Juros, dólar e guerra: entenda tudo na visão dos nossos especialistas.

A preocupação com a guerra no Oriente Médio e as decisões de política monetária no Brasil e nos EUA marcaram a semana. O fechamento parcial do estreito de Ormuz e a expectativa de que o conflito possa se alongar levaram o petróleo a passar dos US$ 119 dólares. Dessa forma, o Banco Central Americano confirmou as expectativas do mercado e optou pela manutenção da taxa de juros básica. A inflação em níveis persistentemente altos, ilustrada pela divulgação do índice de preços ao produtor, contribuiu para decisão.

No Brasil, o Tesouro Nacional fez uma série de recompras de títulos prefixados visando segurar as taxas de juros futuros e evitar uma disfuncionalidade nos mercados. As intervenções seguraram a curva de juros até o meio da semana. Após a decisão do Banco Central pelo início do corte da taxa de juros em 0,25 ponto percentual, a curva de juros passou a sofrer pressão altista, que culminou em um dia de forte abertura das taxas de juros na sexta-feira.

A despeito do IBC-Br mostrar uma reaceleração da atividade econômica de janeiro, com indicador mostrando alta de 0,80%, puxada pela indústria e vendas do varejo, a tônica de uma redução gradual da atividade econômica, por conta das taxas de juros em terreno contracionista, preponderou. 

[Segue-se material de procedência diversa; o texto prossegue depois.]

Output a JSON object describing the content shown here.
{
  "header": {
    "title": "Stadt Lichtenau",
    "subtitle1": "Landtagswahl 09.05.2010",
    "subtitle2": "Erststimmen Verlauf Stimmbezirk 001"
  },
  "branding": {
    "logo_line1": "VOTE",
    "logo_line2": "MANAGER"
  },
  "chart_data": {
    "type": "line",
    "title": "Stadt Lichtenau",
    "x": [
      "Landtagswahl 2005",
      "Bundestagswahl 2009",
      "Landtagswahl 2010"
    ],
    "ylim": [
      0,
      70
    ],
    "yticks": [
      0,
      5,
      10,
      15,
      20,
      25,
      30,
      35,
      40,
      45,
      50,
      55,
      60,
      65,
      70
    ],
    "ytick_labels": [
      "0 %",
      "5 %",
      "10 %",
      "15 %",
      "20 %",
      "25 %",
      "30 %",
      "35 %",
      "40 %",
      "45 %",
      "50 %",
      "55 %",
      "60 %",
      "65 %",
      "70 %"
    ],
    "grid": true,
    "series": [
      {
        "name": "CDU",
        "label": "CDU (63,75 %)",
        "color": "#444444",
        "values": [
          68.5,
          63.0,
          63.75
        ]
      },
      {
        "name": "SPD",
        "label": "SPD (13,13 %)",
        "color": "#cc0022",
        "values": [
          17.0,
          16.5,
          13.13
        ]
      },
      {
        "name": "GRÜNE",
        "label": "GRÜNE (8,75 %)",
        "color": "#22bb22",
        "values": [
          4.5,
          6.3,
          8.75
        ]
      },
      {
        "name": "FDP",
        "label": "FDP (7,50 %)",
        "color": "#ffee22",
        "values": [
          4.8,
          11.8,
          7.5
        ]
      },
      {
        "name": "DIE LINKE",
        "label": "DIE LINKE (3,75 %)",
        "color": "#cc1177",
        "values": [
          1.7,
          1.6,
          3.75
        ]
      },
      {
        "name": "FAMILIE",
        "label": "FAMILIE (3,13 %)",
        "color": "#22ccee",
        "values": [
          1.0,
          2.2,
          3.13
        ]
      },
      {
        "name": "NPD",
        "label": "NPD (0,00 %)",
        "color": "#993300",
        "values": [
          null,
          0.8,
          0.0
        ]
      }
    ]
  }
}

No mercado doméstico, os ativos brasileiros apresentaram desempenho volátil, refletindo as mudanças de narrativa do conflito no Oriente Médio e suas consequências nos preços das commodities, sobretudo o petróleo. O Ibovespa fechou a semana em queda de 0,81%. A queda diária na sexta-feira foi de 2,25%, atingindo 176.219 pontos, com a mínima intradiária de 175.039.

o dólar fechou a sexta-feira cotado a R$ 5,3085, registrando alta de 1,79%, perto da máxima do dia - R$ 5,32. Durante a semana, a moeda americana permaneceu praticamente estável, com uma leve baixa de 0,11% em relação ao real.

A curva de juros acompanhou o clima de aversão a risco global e fechou a semana em forte alta. A taxa do contrato de Depósito Interfinanceiro (DI) para janeiro de 2027 subiu de 14,01% anteriormente para 14,42%; a taxa do DI para janeiro de 2028 aumentou de 13,58% para 14,175%; o contrato referente a janeiro de 2029 elevou-se de 13,585% para 14,11% e a taxa do DI para janeiro de 2031 subiu de 13,765% para 14,145%.

A próxima semana será crucial para as divulgações de narrativas quanto ao conflito no Oriente Médio. Na terça-feira, ocorre a divulgação da Ata do Copom, quando será detalhada a decisão de redução de juros. Na quinta-feira, será divulgado o IPCA-15, além da reunião do CMN e dos Pedidos de Seguro-Desemprego dos EUA. Já a sexta-feira marca a divulgação do IGP-M e da Taxa de Desemprego do Brasil.